Hepburn didn’t write “sensē” himself because it 1880s it was still pronounced “ei”, not “ē”. If it were pronounced like it’s pronounced nowadays, you can bet he’d spell it with ē.
demetrius
·hace 7 meses·discuss
> Having a one-to-one romanization for each Hiragana phonetic is far more logical for learners

It depends on the learner’s (and textbook author’s) goals. Sometimes, having a phonetic transcription of the more common pronunciation is a more important consideration.

Historically, Hepburn’s transcription pre-dates Japanese orthographic reform. He was writing “kyō” back when it was spelled けふ. Having one-to-one correspondence to kana was not a goal.

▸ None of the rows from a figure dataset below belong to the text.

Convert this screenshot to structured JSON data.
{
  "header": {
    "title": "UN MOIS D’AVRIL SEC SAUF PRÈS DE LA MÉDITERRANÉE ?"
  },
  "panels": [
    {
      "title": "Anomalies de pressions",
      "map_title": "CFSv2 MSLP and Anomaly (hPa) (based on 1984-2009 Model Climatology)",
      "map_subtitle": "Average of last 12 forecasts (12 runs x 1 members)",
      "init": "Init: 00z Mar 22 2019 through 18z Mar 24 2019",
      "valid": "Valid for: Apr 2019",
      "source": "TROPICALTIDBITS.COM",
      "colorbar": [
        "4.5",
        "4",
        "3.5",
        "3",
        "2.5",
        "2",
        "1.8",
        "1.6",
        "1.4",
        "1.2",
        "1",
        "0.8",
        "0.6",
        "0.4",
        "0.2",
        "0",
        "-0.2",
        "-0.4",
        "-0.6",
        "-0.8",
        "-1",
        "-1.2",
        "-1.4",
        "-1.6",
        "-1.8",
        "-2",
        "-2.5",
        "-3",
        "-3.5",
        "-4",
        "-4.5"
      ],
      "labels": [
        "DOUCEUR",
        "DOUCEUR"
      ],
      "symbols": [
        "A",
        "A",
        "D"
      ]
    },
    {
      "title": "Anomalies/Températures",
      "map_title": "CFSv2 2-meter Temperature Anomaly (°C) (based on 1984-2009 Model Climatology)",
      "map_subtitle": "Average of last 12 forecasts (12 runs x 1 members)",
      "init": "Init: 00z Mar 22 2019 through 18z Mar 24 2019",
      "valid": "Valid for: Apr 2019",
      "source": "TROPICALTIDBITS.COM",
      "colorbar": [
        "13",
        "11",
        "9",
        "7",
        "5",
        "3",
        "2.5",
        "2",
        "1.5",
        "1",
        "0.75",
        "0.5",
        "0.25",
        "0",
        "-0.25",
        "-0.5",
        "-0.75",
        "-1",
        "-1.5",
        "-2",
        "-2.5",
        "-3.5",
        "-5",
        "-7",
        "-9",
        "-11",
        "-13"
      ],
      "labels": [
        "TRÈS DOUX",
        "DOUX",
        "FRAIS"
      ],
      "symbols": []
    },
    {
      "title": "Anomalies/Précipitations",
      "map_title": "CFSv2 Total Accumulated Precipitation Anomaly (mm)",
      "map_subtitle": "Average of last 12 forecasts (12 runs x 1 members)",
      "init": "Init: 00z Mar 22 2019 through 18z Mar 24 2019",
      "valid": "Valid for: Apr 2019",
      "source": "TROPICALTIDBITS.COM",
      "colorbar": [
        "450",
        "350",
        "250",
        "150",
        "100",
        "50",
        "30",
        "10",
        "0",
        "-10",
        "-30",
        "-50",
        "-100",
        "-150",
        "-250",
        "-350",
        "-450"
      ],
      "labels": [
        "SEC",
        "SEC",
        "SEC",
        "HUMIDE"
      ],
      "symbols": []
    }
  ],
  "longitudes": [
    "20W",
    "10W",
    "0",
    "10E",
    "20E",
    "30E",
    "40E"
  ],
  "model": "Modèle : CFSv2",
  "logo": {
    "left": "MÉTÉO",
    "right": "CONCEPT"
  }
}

So writing sensē is kinda on-brand (even if Hepburn didn’t write like this, because in his times it still wasn’t pronounced with long e).
demetrius
·hace 7 meses·discuss
Also, forbid apostrophes, quotation marks and non-cp1252 characters in the message text, like my bank's website does. Apparently to prevent SQL injections.
demetrius
·hace 9 meses·discuss
Russian writer Leonid Kaganov had this idea back in 2021, with an added twist that he also put the printer in his bathroom: https://lleo.me/dnevnik/2021/11/30
demetrius
·hace 9 meses·discuss
But the capitalisation is unexpected.

While sometimes people use all-caps for family names (I think it’s French tradition?), I think it looks quite out-of-place and confusing in this case.